Other predictive results
- Top-predicted results for a selected group of lncRNA
We further selected some lncRNAs as the case study and searched the keywords pair in the PUBMED. Suppose more papers reported one pair; more possible that pair would be related to each other. We selected lncRNAs MALAT1, XIST, and DANCR, which have been widely experimented with [1], and the lncRNAs HOXA-AS2, NEAT1, TUG1, and SNHG1 according to their high rankings in the prior discussion.
The second column shows that most chosen lncRNAs’ top 20 results have more than ten pairs reported by papers from PUBMED. One exception is HOXA-AS2. The HOXA-AS2 has the fewest articles reported (74 results) among the other specified lncRNAs.

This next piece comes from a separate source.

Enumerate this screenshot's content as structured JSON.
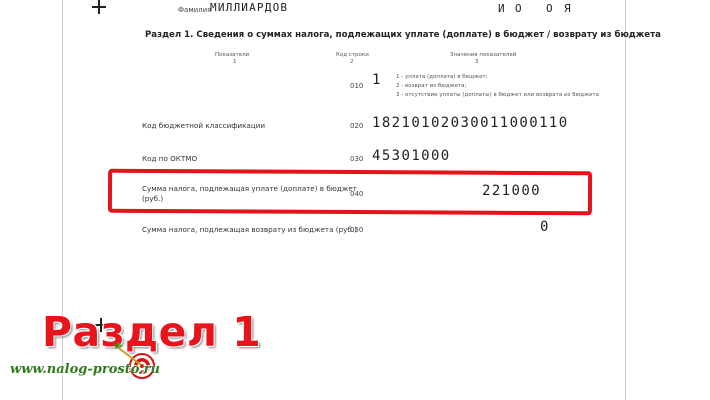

We summarized the results and regarded them as evidence to support our hypothesis (Table 2). We specifically listed the unknown target (training set removed), PMID, and published year. The mediated miRNAs are also presented. For instance, lncRNA-MALAT1 could regulate ATG in gastric cancer through miR-30e [2], exogenous lncRNA-XIST sponge miR-153 in Osteosarcoma cells, and SNAI1 was a direct messenger RNA target of miR-153 [3]. The gathered data further supported the predictive capability of the proposed approach in the context of lncRNAs acting as ceRNAs to control the target gene.
Table 2. Top unknown targets for a selected set of IncRNAs
lncRNA | Top20 hits with possible founds | Top predicted (unknown) | PMID/ Year | miRNA involved |
MALAT1 | 16 | ATG5 | 31926239 [2]/ 2020 | miR-30e |
XIST | 14 | SNAI1 | 32515520 [3]/ 2020 | miR-153 |
XIST | 14 | HMGB1 | 31418997/ 2019 | miR-29b |
DANCR | 10 | MAPK1 | 34515297/ 2021 | miR-19a-3p |
DANCR | 10 | CASP3 | 32581581/ 2020 | miR-758-3p |
TUG1 | 12 | STAT3 | 34080023/ 2021 | miR‑204‑5p |
TUG1 | 12 | DAPK1 | 30182733/ 2018 | miR-153-3p |
TUG1 | 12 | EZR | 35012433/ 2022 | miR-377-3p |
HOXA-AS2 | 2 | MMP9 | 29310118/ 2018 | miR-373 |
NEAT1 | 16 | AKT1 | 33336058/ 2020 | miR-1294 |
SNHG1 | 13 | CTNNB1 | 32239719/ 2020 | miR-4436a |
[2] Zhang Y F, Li C S, Zhou Y, et al. Propofol facilitates cisplatin sensitivity via lncRNA MALAT1/miR-30e/ATG5 axis through suppressing autophagy in gastric cancer[J]. Life sciences, 2020, 244: 117280.
[3] Wen J F, Jiang Y Q, Li C, et al. LncRNA‐XIST promotes the oxidative stress‐induced migration, invasion, and epithelial‐to‐mesenchymal transition of osteosarcoma cancer cells through miR‐153‐SNAI1 axis[J]. Cell Biology International, 2020, 44(10): 1991-2001.